Dijet Angular Distributions in $p\bar{p}$ Collisions at $\sqrt{s} = 1.8$ TeV

Abstract

We present measurements of diet angular distributions for events with two or more jets produced in $p\bar{p}$ collisions at the Fermilab Tevatron Collider at $\sqrt{s}$ = 1.8 TeV. The distribution of the scattering angle of a parton in the center-of mass reflects the dynamics of the interaction of two partons. This distribution was measured for different fixed regions of the diet invariant mass, in particular: 260 < $M_{jj}$ < 425, 475 < $M_{jj}$ < 635, $M_{jj}$ > 550, and $M_{jj}$ > 635 GeV / $c^2$ • Because the dijet angular distribution is expected to be relatively insensitive to the parton distribution within a proton, we can measure the properties of parton parton interactions without being concerned with the inability to calculate quantitative aspects of the substructure of the proton.
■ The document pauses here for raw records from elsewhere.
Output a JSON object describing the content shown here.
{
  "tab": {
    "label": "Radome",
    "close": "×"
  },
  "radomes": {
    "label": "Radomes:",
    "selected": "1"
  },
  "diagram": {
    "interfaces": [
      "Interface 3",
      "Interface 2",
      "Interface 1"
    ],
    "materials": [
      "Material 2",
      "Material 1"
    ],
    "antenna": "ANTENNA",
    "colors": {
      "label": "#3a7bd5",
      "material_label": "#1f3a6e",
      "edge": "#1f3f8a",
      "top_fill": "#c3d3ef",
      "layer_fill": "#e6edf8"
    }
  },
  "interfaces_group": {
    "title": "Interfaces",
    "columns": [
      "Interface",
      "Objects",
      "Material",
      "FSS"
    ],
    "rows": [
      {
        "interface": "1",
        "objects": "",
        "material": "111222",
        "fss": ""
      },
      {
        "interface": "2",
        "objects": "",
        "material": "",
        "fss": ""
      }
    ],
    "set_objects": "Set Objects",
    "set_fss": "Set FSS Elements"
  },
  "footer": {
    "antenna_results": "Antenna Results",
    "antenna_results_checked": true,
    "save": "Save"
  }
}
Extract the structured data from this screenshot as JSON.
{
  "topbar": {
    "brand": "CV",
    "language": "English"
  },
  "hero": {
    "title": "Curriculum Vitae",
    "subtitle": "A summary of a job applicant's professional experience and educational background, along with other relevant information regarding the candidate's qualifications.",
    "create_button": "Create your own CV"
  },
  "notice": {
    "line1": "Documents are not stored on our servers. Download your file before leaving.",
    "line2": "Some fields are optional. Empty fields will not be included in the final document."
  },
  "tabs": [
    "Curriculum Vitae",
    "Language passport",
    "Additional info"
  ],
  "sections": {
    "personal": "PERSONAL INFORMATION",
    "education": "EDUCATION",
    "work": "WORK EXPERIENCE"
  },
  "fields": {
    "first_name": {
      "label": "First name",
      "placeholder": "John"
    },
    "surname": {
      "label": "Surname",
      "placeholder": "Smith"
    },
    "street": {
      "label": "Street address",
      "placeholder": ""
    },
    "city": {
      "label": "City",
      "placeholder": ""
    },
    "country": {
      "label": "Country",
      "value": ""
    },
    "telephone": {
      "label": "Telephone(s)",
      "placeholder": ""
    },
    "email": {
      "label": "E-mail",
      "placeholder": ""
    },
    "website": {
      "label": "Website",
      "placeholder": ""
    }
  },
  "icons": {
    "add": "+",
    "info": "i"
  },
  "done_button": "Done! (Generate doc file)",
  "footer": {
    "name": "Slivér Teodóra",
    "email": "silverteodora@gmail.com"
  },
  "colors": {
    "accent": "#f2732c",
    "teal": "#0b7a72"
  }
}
We find that the next-to-leading order predictions of Perturbative Quantum Chromodynamics (QCD) show good agreement with the observed dijet angular distributions for all four mass ranges. At dijet invariant masses of greater than $ \sim 500$ GeV / $c^2$, the dijet angular distribution becomes sensitive to any new contact interactions originating from possible quark compositeness. In order to search for evidence that quarks are not point-like objects, but are rather bound states of more fundamental particles, we compared the predicted angular distribution with that measured in data for the mass range of $M_{jj}$ > 550 GeV /$c^2$. There was no departure from the expectations of next-to-leading-order Perturbative QCD, and we have used that to place a limit on the interaction scale for quark compositeness as $\Lambda$ > 1.8 TeV.